A total of 66 donors were managed and referred in the STICU within the data collection period. The pre-implementation group contained 32 subjects and the post-implementation group contained 34 subjects. The mean age of the pre- and the post-implementation groups were 35 and 34 years, respectively, and the majority of patients were Hispanic/Latino and male. The predominant cause of death in both groups was head trauma.

The primary outcome measurement, the number of organs transplanted per donor, increased from 3 organs per donor to 4 organs per donor on average, while the secondary outcome, time from referral to donation, decreased from 2 days to 1 day on average during the period following implementation.

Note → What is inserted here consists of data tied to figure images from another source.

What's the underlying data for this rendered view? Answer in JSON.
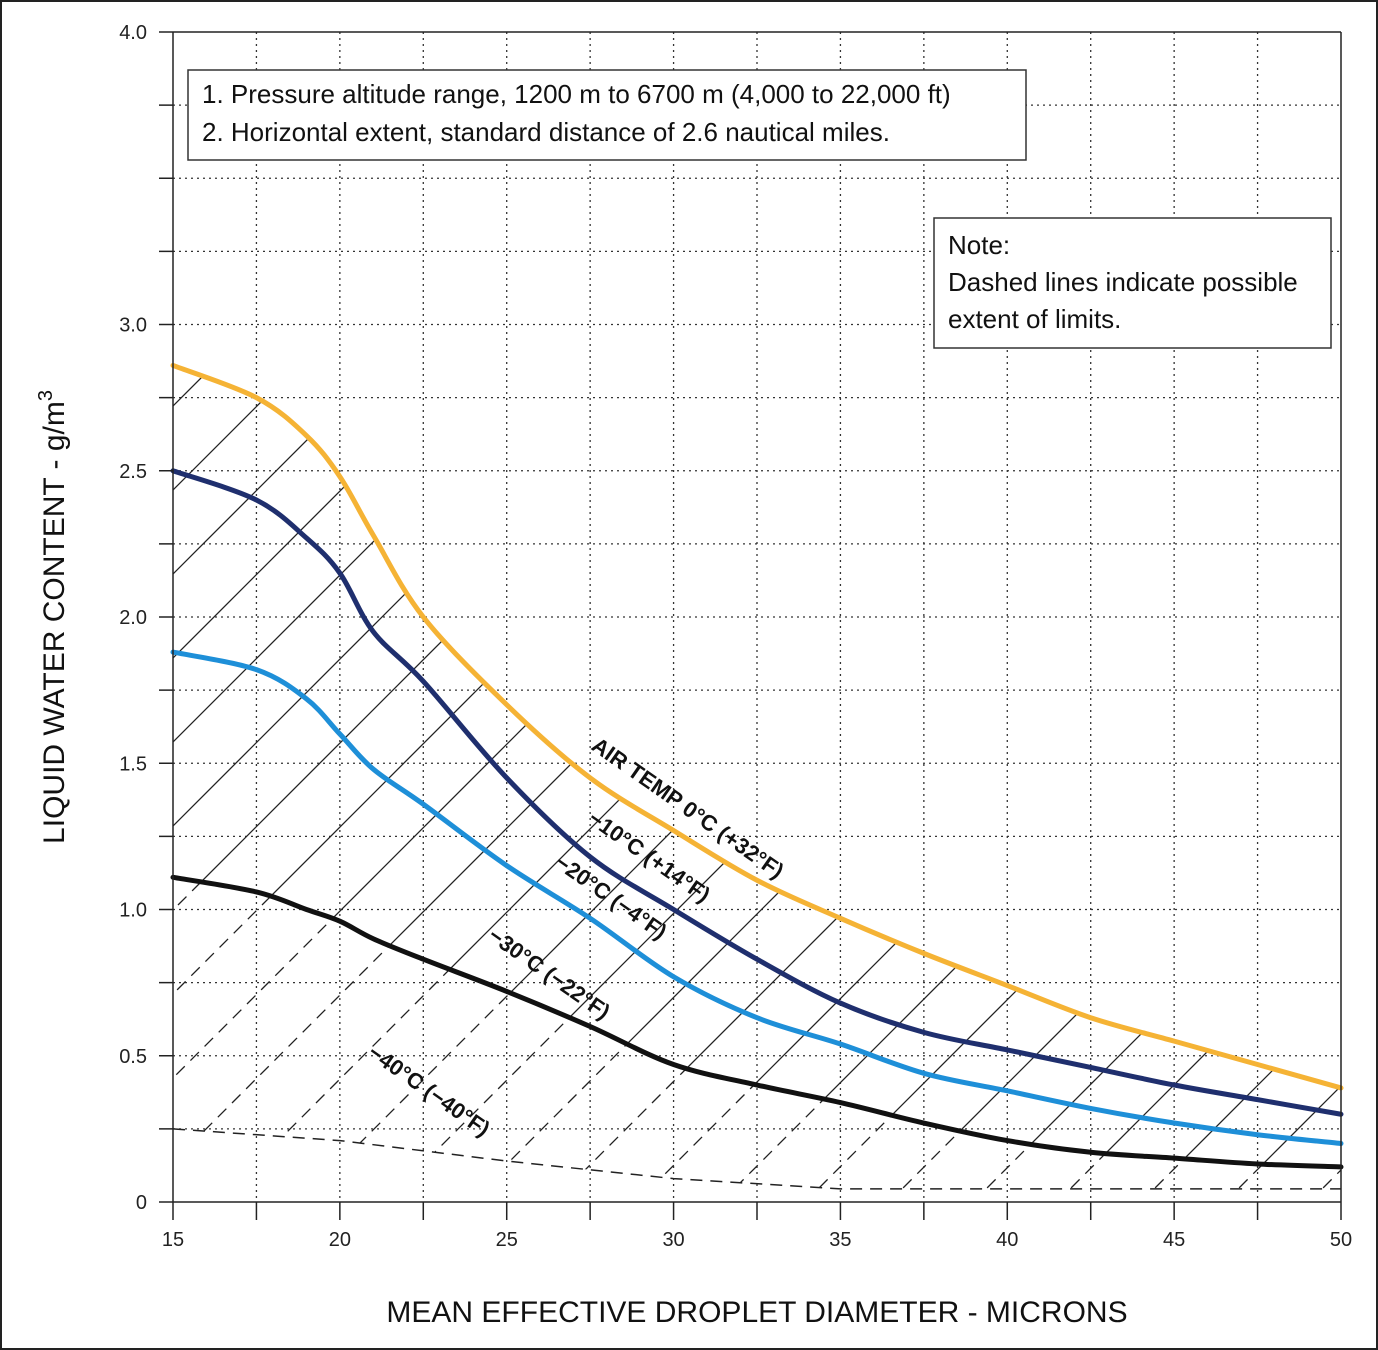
{
  "chart_data": {
    "type": "line",
    "xlabel": "MEAN EFFECTIVE DROPLET DIAMETER - MICRONS",
    "ylabel": "LIQUID WATER CONTENT - g/m",
    "ylabel_superscript": "3",
    "xlim": [
      15,
      50
    ],
    "ylim": [
      0,
      4.0
    ],
    "x_ticks": [
      "15",
      "20",
      "25",
      "30",
      "35",
      "40",
      "45",
      "50"
    ],
    "y_ticks": [
      "0",
      "0.5",
      "1.0",
      "1.5",
      "2.0",
      "2.5",
      "3.0",
      "4.0"
    ],
    "grid": true,
    "grid_style": "dotted",
    "series": [
      {
        "name": "AIR TEMP 0°C (+32°F)",
        "color": "#F5B335",
        "x": [
          15,
          17.5,
          19,
          20,
          21,
          22.5,
          25,
          27.5,
          30,
          32.5,
          35,
          37.5,
          40,
          42.5,
          45,
          47.5,
          50
        ],
        "y": [
          2.86,
          2.75,
          2.62,
          2.48,
          2.28,
          2.0,
          1.7,
          1.45,
          1.27,
          1.1,
          0.97,
          0.85,
          0.74,
          0.63,
          0.55,
          0.47,
          0.39
        ]
      },
      {
        "name": "−10°C (+14°F)",
        "color": "#1F2F6E",
        "x": [
          15,
          17.5,
          19,
          20,
          21,
          22.5,
          25,
          27.5,
          30,
          32.5,
          35,
          37.5,
          40,
          42.5,
          45,
          47.5,
          50
        ],
        "y": [
          2.5,
          2.4,
          2.27,
          2.15,
          1.95,
          1.78,
          1.45,
          1.18,
          1.0,
          0.83,
          0.68,
          0.58,
          0.52,
          0.46,
          0.4,
          0.35,
          0.3
        ]
      },
      {
        "name": "−20°C (−4°F)",
        "color": "#1E8FD8",
        "x": [
          15,
          17.5,
          19,
          20,
          21,
          22.5,
          25,
          27.5,
          30,
          32.5,
          35,
          37.5,
          40,
          42.5,
          45,
          47.5,
          50
        ],
        "y": [
          1.88,
          1.82,
          1.72,
          1.6,
          1.48,
          1.36,
          1.15,
          0.97,
          0.77,
          0.63,
          0.54,
          0.44,
          0.38,
          0.32,
          0.27,
          0.23,
          0.2
        ]
      },
      {
        "name": "−30°C (−22°F)",
        "color": "#111111",
        "x": [
          15,
          17.5,
          19,
          20,
          21,
          22.5,
          25,
          27.5,
          30,
          32.5,
          35,
          37.5,
          40,
          42.5,
          45,
          47.5,
          50
        ],
        "y": [
          1.11,
          1.06,
          1.0,
          0.96,
          0.9,
          0.83,
          0.72,
          0.6,
          0.47,
          0.4,
          0.34,
          0.27,
          0.21,
          0.17,
          0.15,
          0.13,
          0.12
        ]
      }
    ],
    "dashed_series": {
      "name": "−40°C (−40°F)",
      "x": [
        15,
        20,
        25,
        30,
        35,
        40,
        45,
        50
      ],
      "y": [
        0.25,
        0.21,
        0.14,
        0.08,
        0.045,
        0.045,
        0.045,
        0.045
      ]
    },
    "annotations": [
      {
        "text": "AIR TEMP 0°C (+32°F)",
        "x": 27.5,
        "y": 1.55
      },
      {
        "text": "−10°C (+14°F)",
        "x": 27.4,
        "y": 1.3
      },
      {
        "text": "−20°C (−4°F)",
        "x": 26.4,
        "y": 1.15
      },
      {
        "text": "−30°C (−22°F)",
        "x": 24.4,
        "y": 0.9
      },
      {
        "text": "−40°C (−40°F)",
        "x": 20.8,
        "y": 0.5
      }
    ],
    "notes_box": {
      "lines": [
        "1. Pressure altitude range, 1200 m to 6700 m (4,000 to 22,000 ft)",
        "2. Horizontal extent, standard distance of 2.6 nautical miles."
      ]
    },
    "note_box": {
      "lines": [
        "Note:",
        "Dashed lines indicate possible",
        "extent of limits."
      ]
    }
  }
}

Among demographic variables, an increase in patient age was significantly associated with a decrease of the number of organs transplanted per donor (p < 0.001). After adjusting for patients’ age, there was a 2.7-fold increase in odds of getting one more transplanted organ per donor during the post-implementation compared to the pre-implementation period (odds ratio = 2.7; 95% confidence interval = 1.1 to 6.5; p = 0.030). For the secondary outcome, time from referral to donation, none of the demographic variables were significantly associated with it, and hence were not included in the final analysis. The odds of delaying one more day to donation decreased by 70% during the post-implementation compared to the pre-implementation period (odds ratio = 0.3; 95% confidence interval = 0.1 to 0.7; p = 0.006).

Conclusion:

There can be a significant increase in number of organs transplanted per donor and a significant decrease in time from referral to donation with the use of a nurse practitioner-driven pre-donor management CPG. Advanced practice nurses (APNs) are integral in implementing evidence-based practice guidelines in the intensive care unit.

Implications for Nursing:

Further global collaboration is necessary to improve the management of potential organ donors and develop additional practice guidelines to save more lives through organ donation. Several studies (Landsperger, et al., 2016; Scherzer, et al., 2017) show intensive care units (ICUs) managed by APNs have the same outcomes as ICUs managed by physicians. Developing clinical practice guidelines is within the scope of practice for APNs. Additionally, evidence suggests the use of APNs in inpatient units increases revenue, reduces length of stay, and improves quality of care delivered (Kapu, Kleinpell, & Pilon, 2014). As leaders within the hospital, APNs are ideal change agents for the development and implementation of clinical practice guidelines and quality initiatives across the world.